Some monoprotic acid (HA) dissociates (ionizes) 3.5% if 100 g of the acid is dissolved in 1 dm3 of solution. Calculate its molar mass! K(HA) = 6.7 × 10^-4 mol/dm3.
So there's an acid, and we throw it into the water, where 3.5% of it will dissociate into A- and H+ ions. The rest (96.5%) will stay as it is.

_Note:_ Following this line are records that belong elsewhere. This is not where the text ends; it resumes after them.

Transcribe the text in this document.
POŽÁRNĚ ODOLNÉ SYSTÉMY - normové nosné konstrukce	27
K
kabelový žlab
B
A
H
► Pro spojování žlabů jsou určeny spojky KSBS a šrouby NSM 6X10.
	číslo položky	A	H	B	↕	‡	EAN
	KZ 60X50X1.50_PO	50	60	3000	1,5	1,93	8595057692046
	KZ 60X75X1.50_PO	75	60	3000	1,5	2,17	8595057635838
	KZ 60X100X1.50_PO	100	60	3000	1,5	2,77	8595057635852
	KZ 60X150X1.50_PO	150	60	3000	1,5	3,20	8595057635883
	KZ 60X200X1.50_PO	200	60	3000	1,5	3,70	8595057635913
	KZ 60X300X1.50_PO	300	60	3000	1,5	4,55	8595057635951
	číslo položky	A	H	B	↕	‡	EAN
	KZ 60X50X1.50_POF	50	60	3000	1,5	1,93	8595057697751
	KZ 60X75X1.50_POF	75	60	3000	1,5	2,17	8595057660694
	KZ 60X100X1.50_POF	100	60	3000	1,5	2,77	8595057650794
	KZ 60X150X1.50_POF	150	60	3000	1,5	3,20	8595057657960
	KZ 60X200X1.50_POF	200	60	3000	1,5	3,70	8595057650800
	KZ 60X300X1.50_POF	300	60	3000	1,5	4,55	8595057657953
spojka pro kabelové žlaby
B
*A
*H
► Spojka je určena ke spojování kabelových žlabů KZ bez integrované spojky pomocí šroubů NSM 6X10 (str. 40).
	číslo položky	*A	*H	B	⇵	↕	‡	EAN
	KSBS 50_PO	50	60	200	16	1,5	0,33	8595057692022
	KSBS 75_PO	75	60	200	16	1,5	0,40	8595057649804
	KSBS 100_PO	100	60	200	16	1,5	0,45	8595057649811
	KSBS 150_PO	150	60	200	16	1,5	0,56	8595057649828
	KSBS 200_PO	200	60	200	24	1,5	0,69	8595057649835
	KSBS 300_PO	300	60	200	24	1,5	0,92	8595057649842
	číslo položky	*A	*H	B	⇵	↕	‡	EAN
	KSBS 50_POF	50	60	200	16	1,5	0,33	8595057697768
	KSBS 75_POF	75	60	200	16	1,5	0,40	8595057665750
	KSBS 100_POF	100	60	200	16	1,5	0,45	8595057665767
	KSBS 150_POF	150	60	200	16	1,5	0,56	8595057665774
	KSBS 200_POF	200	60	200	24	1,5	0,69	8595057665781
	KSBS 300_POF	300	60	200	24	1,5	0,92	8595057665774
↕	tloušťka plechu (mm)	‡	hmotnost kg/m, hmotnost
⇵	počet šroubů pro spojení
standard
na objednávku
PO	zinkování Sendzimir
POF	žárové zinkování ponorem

So the reaction for the 3.5% that does dissociate is:
HA :equil:: A- + H+
Now we are given the value of the acid dissociation constant, which is 6.7x10^-4. This value will tell us the ratio between the concentrations of a product of dissociated ions and the concentration of the undissociated acid at equilibrium:
Ka = ( [A-] [H+] ) / [HA]
We can also use the data that 3.5% dissociate, to set up this from the ionization percent equation:
0.035 = [H+] / [HA]initial
The initial concentration of the acid is also the same as the concentration of the undissolved acid at equilibrium and the dissolved one:
[HA]intitial = [HA] + [A-]
Now to get the molar mass of the acid, we need the [HA]initial. The mass is given at 100g.
That's my thinking, but I really don't know how to proceed with this. Please, help me out Borek, so I can have a Christmas dinner, without obsessing over this
And merry christmas to you too!
Thanks!